A big item that most brides forget to include when budgeting for their wedding is vendor tips. How much should each vendor receive is beyond confusing and can really be upsetting as weddings are already expensive enough. Whether you are a believe that tips are standard requirements, or that they are earned based on the level of service provided, tipping your wedding vendors is definitely necessary. Below, we have outlined a few tipping guidelines for brides to help budget in this hidden and usually forgotten cost. Remember, these guidelines are based vendors who provided all the services that were promised and in the way they were promised. Guidelines are meant to be broken; if the vendor goes above and beyond, or if they didn’t do the job they were hired to do adjust your tip!
For each of the guidelines listed below, keep in mind that all tips are most appreciated when given in cash before they leave. Plan on having a member of your bridal party in charge of a different vendor for tipping purposes as it will be the last thing on your mind. Remember, vendors also love thank you cards and it is a nice way to conceal their tip!
Makeup Artist and/or Hair Stylists: 15 to 25% of your total bill is standard – tip as you would your regular hair stylist!
Officiant: If the officiant is affiliated with a religious establishment, then you should plan on making a donation to that institution for at least $100. When hiring a non-denominational minister, no tip is required, however you might choose to tip $50 if the minister was above and beyond. Since you do not want to be handling money during the ceremony, if you plan on tipping the officiant, hand it to them at the Rehearsal or give it to the Best Man to handle.

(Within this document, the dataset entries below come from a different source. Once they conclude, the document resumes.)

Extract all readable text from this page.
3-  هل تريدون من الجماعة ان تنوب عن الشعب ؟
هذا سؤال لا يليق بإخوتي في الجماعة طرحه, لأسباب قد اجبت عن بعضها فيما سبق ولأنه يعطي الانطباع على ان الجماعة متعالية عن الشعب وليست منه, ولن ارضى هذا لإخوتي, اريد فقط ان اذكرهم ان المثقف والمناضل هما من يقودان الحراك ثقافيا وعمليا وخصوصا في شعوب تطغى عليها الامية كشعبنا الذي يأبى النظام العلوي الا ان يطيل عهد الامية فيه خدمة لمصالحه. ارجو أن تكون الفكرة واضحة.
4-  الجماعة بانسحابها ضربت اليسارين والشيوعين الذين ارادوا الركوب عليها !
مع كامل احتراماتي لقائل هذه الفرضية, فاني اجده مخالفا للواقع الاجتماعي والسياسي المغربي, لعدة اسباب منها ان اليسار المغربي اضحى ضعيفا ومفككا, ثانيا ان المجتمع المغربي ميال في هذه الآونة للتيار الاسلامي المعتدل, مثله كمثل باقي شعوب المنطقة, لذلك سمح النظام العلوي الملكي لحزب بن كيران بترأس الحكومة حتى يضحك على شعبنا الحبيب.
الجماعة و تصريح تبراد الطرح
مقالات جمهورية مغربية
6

Ceremony and Reception Musicians: Musicians & DJ tipping is really based on the quality of the performance and not always required. Standard tips depend on the type of musician:
*Singer and DJ’s: $20-$80
*Each member of a Band: $5-10 per hour
*Solo Instrumentalist: $30-50
Photographer/Videographer: Tipping your photographer or videographer is entirely dependent on whether they own their own company or not. If they own their own company, he/she will be keeping most of the fee and the tip is completely optional. If he/she is the employee of a company, depending on the amount of time spent, plan on leaving a tip for $50-100.
Bartenders and Catering Staff: Majority of the time, service fees, gratuities or tips are included in your contract. Make sure you check this prior to allotting more money. If there is not mention in your contract, consider leaving $20-25 per bartender or 10% of the total liquor bill. The catering staff should be tipped 15-20% of your total bill. Always hand this to the head bartender or waiter to allow equal division among the staff. If you choose to add a tip, you can pay in advance to management so that you do not have to worry about this at the close of the reception.
Wedding Coordinator – Like your photographer/videographer, if he/she owns their own company, then leaving a tip is completely optional. If he/she is an employee, such as a coordinator assigned to you by the venue, $50.00 to $100.00 is a recommended. Remember, if your coordinator put in a lot of hours for your larger, more extravagant wedding, the tip should be adjusted and dependent on the total wedding budget.
Lastly, there are a number of vendors that do not typically expect a tip: wedding stationer, bridal shop, seamstress for alterations, cake baker and florist. It if always up to you whether or not to tack on an additional amount for any vendor who has done an amazing job! These fees can add up and planning ahead will make sure there are no surprises!